Holzhauser: In der klinisch-allergologischen Fachliteratur sind einzelne Episoden allergischer Reaktionen nach Verzehr von Insekten beschrieben worden. Beispielsweise wurden allergische Reaktionen nach dem Verzehr der Seidenspinnerraupe, von Sagowurm, also der Larve eines Rüsselkäfers, oder von Mopanewurm, einer Schmetterlingsraupe, beschrieben. Die Fälle stammen insbesondere aus Asien oder Afrika, wo Insekten und deren Larven traditionell verzehrt werden. Es handelt sich dabei häufig um wildgefangene Insekten. Auslöser der allergischen Reaktionen sind in jedem Fall allergene Proteine der Insekten, die zum einen selbst zu einer Sensibilisierung führen können, oder aufgrund bestehender Allergien gegen andere Gliederfüsser wie Garnelen oder Krebse allergische Kreuzreaktionen auslösen können. Das Spektrum der allergischen Reaktionen kann wie bei anderen Nahrungsmittelallergien von milden, lokal begrenzten Reaktionen wie Hautausschlag oder Lippenschwellung hin zu schweren, systemischen Reaktion reichen, die mehrere Organe betreffen. Dies kann dann in Einzelfällen zum lebensbedrohlichen anaphylaktischen Schock führen.


Gibt es bereits wissenschaftliche Studien zu dieser Thematik?

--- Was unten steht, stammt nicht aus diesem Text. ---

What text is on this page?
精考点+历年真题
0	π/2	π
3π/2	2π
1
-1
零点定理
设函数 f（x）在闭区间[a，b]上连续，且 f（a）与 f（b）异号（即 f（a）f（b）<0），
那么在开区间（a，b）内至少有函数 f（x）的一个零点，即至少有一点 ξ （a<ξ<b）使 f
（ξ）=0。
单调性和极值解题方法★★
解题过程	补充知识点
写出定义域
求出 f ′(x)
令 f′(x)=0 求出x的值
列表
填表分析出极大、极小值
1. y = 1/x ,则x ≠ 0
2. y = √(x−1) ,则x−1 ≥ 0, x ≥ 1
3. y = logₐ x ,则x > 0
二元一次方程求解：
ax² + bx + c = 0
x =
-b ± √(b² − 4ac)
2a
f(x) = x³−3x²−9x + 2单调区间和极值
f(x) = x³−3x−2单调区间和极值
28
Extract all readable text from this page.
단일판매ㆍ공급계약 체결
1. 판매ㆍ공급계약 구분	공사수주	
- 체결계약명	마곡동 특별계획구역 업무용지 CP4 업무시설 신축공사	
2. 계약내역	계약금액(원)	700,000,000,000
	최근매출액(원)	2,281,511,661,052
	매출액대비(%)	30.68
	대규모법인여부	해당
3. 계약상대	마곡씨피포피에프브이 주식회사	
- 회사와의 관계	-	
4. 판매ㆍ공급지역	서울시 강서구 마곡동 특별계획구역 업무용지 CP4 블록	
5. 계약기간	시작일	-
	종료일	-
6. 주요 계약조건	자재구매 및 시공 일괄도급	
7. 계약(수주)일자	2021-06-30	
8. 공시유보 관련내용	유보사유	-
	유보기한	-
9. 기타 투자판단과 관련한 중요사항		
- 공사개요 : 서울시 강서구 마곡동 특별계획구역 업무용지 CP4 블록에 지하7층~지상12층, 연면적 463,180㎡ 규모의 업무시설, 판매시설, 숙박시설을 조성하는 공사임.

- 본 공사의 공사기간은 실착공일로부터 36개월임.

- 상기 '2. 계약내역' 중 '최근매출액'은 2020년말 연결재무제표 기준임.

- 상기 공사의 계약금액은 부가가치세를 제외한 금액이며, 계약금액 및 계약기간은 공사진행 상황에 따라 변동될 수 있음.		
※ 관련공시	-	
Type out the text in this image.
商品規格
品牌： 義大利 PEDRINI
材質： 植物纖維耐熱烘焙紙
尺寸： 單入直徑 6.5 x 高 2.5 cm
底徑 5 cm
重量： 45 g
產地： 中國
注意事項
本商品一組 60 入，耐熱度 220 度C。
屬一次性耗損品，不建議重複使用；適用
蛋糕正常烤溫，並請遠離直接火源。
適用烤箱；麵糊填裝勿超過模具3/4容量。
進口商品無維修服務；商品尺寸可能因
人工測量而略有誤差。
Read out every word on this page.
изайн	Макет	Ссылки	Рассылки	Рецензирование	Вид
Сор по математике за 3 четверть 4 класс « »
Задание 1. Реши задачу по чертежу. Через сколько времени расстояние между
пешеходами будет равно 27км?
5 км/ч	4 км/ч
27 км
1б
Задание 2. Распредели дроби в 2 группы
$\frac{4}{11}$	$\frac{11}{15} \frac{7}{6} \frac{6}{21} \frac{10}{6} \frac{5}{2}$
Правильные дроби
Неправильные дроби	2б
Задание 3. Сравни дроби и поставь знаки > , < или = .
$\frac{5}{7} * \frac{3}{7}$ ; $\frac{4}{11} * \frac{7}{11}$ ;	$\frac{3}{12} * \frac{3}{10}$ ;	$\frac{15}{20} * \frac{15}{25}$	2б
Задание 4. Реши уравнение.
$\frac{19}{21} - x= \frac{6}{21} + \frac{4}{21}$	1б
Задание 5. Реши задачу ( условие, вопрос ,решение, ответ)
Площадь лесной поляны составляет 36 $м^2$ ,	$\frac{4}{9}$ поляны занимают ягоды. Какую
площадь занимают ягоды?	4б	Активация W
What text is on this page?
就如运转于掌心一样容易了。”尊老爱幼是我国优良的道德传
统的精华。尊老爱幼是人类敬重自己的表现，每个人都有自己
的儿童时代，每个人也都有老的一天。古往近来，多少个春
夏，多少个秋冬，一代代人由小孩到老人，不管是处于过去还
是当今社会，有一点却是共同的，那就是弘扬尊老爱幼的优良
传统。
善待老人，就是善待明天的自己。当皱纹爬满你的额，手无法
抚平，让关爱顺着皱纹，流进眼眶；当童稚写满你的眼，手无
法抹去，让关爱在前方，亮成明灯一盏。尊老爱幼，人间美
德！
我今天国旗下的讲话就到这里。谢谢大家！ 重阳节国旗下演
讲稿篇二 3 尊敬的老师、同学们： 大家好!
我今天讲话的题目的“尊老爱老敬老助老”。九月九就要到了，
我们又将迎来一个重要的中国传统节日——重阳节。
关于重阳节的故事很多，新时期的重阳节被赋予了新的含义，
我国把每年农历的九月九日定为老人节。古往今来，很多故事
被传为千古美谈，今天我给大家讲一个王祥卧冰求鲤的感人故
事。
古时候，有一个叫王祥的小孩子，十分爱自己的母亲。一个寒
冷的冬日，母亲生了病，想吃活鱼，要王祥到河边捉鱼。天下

Holzhauser: Systematische Studien zur Insektenallergie als Nahrungsmittelallergie sind rar. Eine relativ aktuelle niederländische Studie (Broekman H et al., 2016, J Allergy Clin Immunol 137(4):1261 / Anm. d. Red.) wurde nach dem derzeit besten klinischen Standard, der doppelblinden plazebokontrollierten oralen Provokation (DBPCFC, double-blind placebo-controlled food challenge / Anm. d. Red.) durchgeführt. Untersucht wurden Garnelenallergiker beziehungsweise Allergiker mit Garnelen- und Haustaubmilbenallergie, die nach bestem Wissen bislang kein Mehlwurmprotein verzehrten. Die Studie konnte zeigen, dass die Garnelenallergiker auch nach dem Verzehr von Mehlwürmern allergisch reagierten, also durch Tenebrio molitor, eine Käferlarve. Von fünfzehn getesteten Garnelenallergikern reagierten dreizehn positiv auf die Mehlwürmer. Wenn auch die Anzahl der Studienteilnehmer gering war, ist eine deutliche Tendenz zur allergischen Kreuzreaktion mit Mehlwürmern nach Sensibilisierung gegen Garnelen beziehungsweise Hausstaubmilben sichtbar. Objektive allergische Reaktionen waren ab etwa 0,2 Gramm Mehlwurmprotein zu beobachten. Bei vier der dreizehn positiv getesteten Allergiker lagen zudem Informationen über Auslösemengen von Garnelenprotein vor. Die Autoren kamen zu dem Schluss, dass in diesen vier Patienten die Auslöseschwellen wie auch der Schweregrad der Symptome nach Garnelenprovokation beziehungsweise Mehlwurmprovokation vergleichbar waren.